Dr. Zelkowitz: It's kind of a global question, but the one thing I tell people is that I do believe in subspecialization. I think if you have a breast cancer issue, you should go to people who are equipped to treat breast cancer and who focus on breast cancer. I think that it's hard to know everything about everything. It's easier to know a lot about a little, and I really believe in subspecialization.
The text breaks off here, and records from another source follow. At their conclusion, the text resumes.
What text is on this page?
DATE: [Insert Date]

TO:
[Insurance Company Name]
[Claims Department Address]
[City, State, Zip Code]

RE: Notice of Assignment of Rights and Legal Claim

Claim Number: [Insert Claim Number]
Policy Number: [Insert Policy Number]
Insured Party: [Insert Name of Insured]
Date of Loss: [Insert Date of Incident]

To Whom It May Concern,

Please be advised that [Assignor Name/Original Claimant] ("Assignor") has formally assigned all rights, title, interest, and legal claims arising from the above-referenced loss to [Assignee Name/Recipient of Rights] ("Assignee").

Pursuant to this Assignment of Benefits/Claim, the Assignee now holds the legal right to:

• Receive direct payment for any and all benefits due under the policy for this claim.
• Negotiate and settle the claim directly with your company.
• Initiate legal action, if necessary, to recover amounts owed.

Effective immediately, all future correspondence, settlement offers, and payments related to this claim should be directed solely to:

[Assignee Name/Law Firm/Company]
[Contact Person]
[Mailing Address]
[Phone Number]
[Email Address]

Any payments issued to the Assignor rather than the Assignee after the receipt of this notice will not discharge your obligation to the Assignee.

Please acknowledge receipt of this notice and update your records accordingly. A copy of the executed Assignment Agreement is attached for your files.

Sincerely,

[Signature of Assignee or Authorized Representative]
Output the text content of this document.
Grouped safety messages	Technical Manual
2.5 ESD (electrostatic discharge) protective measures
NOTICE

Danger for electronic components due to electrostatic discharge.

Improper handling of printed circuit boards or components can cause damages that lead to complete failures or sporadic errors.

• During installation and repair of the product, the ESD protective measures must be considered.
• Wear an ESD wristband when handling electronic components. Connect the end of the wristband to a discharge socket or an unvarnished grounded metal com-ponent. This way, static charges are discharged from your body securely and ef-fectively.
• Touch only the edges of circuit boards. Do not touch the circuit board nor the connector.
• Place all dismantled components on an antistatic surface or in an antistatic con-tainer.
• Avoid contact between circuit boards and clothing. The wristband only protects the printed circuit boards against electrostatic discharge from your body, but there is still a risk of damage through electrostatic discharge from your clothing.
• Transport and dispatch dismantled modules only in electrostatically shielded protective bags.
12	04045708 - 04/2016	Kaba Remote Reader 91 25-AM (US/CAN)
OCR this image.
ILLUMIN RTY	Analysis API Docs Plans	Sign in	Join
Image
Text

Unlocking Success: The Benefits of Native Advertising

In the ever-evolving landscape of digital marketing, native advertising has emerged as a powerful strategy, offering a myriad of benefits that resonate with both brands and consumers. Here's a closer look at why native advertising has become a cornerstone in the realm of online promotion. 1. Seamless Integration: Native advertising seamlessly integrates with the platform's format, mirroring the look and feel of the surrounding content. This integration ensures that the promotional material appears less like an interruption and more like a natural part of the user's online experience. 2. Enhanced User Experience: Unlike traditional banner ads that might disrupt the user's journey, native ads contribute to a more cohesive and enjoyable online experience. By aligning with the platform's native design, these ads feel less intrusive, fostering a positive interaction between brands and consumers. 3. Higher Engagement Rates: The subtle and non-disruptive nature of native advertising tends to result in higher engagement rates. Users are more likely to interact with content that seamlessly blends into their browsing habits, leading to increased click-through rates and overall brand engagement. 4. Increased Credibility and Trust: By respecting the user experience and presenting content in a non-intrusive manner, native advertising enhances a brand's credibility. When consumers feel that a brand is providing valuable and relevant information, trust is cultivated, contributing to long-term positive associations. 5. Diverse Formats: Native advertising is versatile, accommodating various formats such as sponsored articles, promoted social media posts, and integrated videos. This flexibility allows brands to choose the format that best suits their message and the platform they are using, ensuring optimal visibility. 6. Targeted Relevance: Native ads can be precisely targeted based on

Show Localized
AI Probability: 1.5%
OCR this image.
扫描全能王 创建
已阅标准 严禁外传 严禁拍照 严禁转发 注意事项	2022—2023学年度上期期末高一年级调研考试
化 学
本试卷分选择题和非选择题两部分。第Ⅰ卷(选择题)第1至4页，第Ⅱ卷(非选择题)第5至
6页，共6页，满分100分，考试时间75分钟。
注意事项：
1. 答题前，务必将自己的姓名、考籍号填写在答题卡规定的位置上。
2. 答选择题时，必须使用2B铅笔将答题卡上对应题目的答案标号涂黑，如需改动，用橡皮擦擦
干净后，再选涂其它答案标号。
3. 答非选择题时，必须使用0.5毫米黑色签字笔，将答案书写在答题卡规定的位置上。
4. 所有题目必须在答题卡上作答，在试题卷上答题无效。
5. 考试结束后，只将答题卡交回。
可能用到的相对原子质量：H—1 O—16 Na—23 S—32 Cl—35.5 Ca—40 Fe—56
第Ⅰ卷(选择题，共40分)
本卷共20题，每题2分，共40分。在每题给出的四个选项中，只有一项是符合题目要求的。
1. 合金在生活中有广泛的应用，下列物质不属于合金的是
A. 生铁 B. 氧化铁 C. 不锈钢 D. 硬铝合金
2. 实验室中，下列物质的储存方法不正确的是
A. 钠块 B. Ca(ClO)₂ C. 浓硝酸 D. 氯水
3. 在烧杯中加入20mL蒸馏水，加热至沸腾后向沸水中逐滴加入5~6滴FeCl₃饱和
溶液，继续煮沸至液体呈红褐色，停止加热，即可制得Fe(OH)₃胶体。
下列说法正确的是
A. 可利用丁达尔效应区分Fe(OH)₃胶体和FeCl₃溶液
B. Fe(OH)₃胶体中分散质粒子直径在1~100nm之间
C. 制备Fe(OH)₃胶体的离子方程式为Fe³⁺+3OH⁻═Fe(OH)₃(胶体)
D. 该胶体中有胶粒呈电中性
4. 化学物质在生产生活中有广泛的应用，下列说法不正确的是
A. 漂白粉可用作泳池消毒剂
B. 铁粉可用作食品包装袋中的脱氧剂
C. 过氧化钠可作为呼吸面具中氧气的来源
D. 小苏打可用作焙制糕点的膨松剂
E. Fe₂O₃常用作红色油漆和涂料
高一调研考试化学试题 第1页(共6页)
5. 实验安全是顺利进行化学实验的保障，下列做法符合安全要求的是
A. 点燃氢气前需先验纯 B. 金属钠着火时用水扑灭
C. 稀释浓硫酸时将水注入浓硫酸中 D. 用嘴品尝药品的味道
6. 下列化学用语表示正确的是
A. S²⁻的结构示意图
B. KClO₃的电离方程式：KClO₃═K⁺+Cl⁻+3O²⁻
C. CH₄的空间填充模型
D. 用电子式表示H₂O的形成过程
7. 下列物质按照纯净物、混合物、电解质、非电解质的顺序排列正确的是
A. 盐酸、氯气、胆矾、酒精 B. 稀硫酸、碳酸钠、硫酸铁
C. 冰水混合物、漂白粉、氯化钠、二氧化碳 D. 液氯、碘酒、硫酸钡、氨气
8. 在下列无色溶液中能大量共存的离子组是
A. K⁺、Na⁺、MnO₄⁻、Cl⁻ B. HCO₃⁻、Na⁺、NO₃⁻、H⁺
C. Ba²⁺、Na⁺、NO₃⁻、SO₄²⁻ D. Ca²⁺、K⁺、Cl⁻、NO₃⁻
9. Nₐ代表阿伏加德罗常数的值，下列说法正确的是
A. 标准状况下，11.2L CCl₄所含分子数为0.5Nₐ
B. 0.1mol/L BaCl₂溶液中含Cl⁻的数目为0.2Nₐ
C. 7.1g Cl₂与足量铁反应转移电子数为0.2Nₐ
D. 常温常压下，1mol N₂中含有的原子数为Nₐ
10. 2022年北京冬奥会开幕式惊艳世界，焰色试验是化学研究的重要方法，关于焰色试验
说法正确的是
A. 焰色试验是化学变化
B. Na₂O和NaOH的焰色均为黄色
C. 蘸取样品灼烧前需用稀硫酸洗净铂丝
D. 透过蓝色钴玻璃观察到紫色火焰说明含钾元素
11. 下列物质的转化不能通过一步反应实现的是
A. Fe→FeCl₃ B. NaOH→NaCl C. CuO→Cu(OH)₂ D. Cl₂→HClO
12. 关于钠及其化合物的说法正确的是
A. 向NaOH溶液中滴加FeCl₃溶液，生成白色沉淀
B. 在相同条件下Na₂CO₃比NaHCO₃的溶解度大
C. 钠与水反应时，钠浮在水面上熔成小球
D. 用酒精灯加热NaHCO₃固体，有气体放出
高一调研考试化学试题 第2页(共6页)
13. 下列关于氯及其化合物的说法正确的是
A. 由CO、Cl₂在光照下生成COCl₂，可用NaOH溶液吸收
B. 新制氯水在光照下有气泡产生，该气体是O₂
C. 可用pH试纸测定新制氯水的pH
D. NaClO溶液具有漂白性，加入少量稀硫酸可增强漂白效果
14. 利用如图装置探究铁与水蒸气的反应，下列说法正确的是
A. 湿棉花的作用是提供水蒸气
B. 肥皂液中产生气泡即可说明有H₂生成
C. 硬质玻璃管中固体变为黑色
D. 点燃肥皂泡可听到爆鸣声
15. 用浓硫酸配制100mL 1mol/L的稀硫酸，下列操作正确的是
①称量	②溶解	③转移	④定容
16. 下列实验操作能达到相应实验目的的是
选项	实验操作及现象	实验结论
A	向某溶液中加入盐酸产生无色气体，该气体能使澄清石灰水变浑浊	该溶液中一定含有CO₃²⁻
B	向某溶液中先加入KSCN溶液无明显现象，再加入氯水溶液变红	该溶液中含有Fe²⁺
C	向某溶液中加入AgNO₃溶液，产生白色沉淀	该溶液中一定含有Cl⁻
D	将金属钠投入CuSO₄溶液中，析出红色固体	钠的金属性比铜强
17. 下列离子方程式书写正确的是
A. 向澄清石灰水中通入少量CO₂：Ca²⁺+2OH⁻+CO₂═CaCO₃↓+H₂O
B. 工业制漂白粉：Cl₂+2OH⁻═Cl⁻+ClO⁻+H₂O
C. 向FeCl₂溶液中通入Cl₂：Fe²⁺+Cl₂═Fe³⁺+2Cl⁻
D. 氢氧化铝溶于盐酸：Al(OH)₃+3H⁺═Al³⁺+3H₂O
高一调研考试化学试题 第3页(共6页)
I believe that surgery should be done by a breast surgeon, and I believe breast reconstruction should be done by a reconstructive surgeon who specializes in that. It's the same for medical oncology and radiation oncology. The subspecialization makes a difference. The other thing that I really think makes a difference is research. Again, looking back at how things have changed in the past 30 years, it blows you away, and that's a byproduct of research.
Oncology Data Advisor: Well, thank you so much for sharing all this great information with us.
About Dr. Zelkowitz
Richard Zelkowitz, MD, is Regional Medical Director of the Hartford HealthCare Cancer Institute Breast Program in Fairfield County, Connecticut. He specializes in the treatment of patients with breast cancer, with particular interest in risk assessment, survivorship, patient advocacy, and clinical trials. Dr. Zelkowitz is a member of the American Society of Clinical Oncology, the New York Metropolitan Breast Cancer Group, and the American Society of Breast Disease, as well as a Medical Advisory Board member of the Breast Cancer Alliance.
Transcript edited for clarity. Any views expressed above are the speaker's own and do not necessarily reflect those of Oncology Data Advisor.